# Hatchetfish



## shinybetta (Jul 3, 2010)

I just got some hatchetfish for my marble females tank. I originally thought they were all silver hatchetfish, but turns out two are common hatchetfish. Anyways, it has worked out well. There is no serious agression. The female betta has only chased them while they are feeding. But the hatchetfish fight over food to so it is nothing big. Hatchetfish are very interesting. I love when they go on a feeding frenzy. I would recommend them for any tank!


----------



## Sweeda88 (Dec 6, 2010)

I wish I had another tank for tropical fish. I want something more than Goldfish and Betta. Not that I don't love the fishy friends I already have, but a bit of variety would be nice. I've always thought Hatchetfish looked cool.


----------



## BlueHaven (Jul 17, 2010)

lol
I ddn't remember what a hatchet fish looked like so I looked them up on google images and saw those that are very vicious looking with big teeth and Iwas thinking that had to have not been what they meant. lol

But I did see the ones I think you are talking about, they look cute!
It would be fun to have other fish with my bettas, but the tank size is an issue with that.


----------



## shinybetta (Jul 3, 2010)

LOL, Not the Aggressive saltwater hatchetfish!:lol: But, tip for Identifying hatchetfish:
Silver hatchetfish: 3.5 inches, completely silver
Common hatchetfish: Silver with olive back and black line at the top of the body. 2.5 inches.

I accidentally got a silver hatchet. Although, the silver hatchetfish is almost like the leader of the school. I love when they get into a feeding frenzy.

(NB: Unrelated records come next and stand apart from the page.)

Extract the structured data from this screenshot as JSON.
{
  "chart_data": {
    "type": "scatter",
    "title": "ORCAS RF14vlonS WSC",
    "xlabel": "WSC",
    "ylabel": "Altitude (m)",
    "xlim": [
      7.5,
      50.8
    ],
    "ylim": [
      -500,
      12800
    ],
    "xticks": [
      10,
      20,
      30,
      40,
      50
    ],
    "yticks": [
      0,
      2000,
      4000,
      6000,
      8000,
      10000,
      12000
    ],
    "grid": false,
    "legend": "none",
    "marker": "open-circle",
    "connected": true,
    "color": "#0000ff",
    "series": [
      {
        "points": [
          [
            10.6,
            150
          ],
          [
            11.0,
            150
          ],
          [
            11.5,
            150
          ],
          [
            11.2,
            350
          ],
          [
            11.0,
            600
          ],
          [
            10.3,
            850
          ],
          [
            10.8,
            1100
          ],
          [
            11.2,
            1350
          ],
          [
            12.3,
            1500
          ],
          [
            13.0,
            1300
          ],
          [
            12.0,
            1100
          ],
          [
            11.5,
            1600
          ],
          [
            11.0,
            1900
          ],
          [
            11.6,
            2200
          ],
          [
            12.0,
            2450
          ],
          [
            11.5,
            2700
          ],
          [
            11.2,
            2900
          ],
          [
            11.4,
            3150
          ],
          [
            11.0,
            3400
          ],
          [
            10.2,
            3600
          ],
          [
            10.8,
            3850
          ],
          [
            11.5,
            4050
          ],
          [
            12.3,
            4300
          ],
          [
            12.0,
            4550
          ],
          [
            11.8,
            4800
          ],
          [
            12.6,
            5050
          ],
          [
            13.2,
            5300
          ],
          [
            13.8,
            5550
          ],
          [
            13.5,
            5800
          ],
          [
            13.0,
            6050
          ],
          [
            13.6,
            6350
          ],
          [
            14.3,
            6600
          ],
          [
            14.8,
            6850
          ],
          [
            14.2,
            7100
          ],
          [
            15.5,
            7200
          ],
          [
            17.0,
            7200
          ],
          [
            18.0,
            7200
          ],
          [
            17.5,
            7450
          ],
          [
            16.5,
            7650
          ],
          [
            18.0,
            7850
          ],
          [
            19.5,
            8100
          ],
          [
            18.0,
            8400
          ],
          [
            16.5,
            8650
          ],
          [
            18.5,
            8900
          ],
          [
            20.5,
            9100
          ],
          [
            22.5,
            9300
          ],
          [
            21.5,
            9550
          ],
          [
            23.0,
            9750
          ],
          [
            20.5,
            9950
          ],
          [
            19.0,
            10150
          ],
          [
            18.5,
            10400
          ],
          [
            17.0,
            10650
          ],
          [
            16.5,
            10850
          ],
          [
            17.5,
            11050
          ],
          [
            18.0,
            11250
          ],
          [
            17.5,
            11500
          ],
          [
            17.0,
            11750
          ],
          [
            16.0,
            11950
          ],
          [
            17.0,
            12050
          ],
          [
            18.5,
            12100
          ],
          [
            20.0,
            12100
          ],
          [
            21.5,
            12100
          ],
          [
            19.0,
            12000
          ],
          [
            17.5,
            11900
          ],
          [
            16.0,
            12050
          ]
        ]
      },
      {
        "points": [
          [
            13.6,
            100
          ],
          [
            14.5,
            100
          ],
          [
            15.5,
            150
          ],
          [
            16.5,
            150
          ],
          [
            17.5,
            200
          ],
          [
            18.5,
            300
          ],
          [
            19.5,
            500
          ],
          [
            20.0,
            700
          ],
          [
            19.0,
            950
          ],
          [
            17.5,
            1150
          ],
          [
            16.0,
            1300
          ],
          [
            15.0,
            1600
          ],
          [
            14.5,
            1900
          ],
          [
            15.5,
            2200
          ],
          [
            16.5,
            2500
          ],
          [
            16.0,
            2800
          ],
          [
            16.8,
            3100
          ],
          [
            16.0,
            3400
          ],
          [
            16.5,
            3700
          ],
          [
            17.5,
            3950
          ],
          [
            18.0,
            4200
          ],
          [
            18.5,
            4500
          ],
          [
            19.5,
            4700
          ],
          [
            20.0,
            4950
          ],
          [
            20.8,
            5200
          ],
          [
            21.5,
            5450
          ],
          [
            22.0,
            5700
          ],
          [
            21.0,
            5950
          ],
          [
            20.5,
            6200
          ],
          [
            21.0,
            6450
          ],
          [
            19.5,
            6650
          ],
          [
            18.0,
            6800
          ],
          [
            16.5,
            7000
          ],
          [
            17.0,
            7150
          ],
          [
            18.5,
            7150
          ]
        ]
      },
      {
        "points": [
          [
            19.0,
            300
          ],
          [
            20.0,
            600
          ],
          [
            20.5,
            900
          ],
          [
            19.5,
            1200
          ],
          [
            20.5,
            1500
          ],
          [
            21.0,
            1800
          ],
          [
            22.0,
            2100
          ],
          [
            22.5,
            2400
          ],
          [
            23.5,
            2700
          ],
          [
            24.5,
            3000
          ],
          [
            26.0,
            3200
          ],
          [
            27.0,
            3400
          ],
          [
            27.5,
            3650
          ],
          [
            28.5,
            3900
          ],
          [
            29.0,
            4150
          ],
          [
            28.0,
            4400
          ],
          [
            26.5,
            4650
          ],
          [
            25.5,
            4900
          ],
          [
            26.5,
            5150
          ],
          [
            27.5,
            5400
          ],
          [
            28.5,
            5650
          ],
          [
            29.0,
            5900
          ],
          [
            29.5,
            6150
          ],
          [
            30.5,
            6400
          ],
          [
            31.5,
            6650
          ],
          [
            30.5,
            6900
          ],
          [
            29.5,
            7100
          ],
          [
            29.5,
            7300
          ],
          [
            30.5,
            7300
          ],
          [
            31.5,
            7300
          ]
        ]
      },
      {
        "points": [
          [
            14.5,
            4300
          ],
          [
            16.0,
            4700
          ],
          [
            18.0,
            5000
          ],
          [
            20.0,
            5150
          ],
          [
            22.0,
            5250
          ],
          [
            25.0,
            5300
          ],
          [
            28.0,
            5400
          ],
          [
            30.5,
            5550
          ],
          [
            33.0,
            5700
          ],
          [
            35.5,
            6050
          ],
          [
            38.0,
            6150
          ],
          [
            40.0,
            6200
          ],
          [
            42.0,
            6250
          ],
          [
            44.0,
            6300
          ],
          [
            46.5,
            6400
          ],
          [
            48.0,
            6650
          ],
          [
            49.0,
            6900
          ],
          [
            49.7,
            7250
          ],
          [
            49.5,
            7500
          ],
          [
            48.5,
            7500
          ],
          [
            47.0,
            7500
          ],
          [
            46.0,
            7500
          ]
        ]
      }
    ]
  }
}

They all dart around at the surface of the water, fighting over food. They enjoy flakes, but they prefer betta pellets.


----------



## BlueHaven (Jul 17, 2010)

That's cool!


----------



## puppyrjjkm (Aug 2, 2009)

I love hatchetfish! just make sure you have a top on your tank and the water level isn't too high! they love to jump! also keep an eye out during water changes, i had one jump out during a WC!


----------



## shinybetta (Jul 3, 2010)

Yah, they love jumping. I was nervous when the lady at the pet store was bagging them. They were left with an open top for like 2 minutes!


----------



## tsoto80 (Nov 26, 2010)

BlueHaven said:


> lol
> I ddn't remember what a hatchet fish looked like so I looked them up on google images and saw those that are very vicious looking with big teeth and Iwas thinking that had to have not been what they meant. lol
> 
> But I did see the ones I think you are talking about, they look cute!
> It would be fun to have other fish with my bettas, but the tank size is an issue with that.


I did the same thing and this picture poped up









why is everything creeping me out lately lol :shock:


----------



## ChicagoPete (Dec 27, 2010)

Eeeee!!!!!!


----------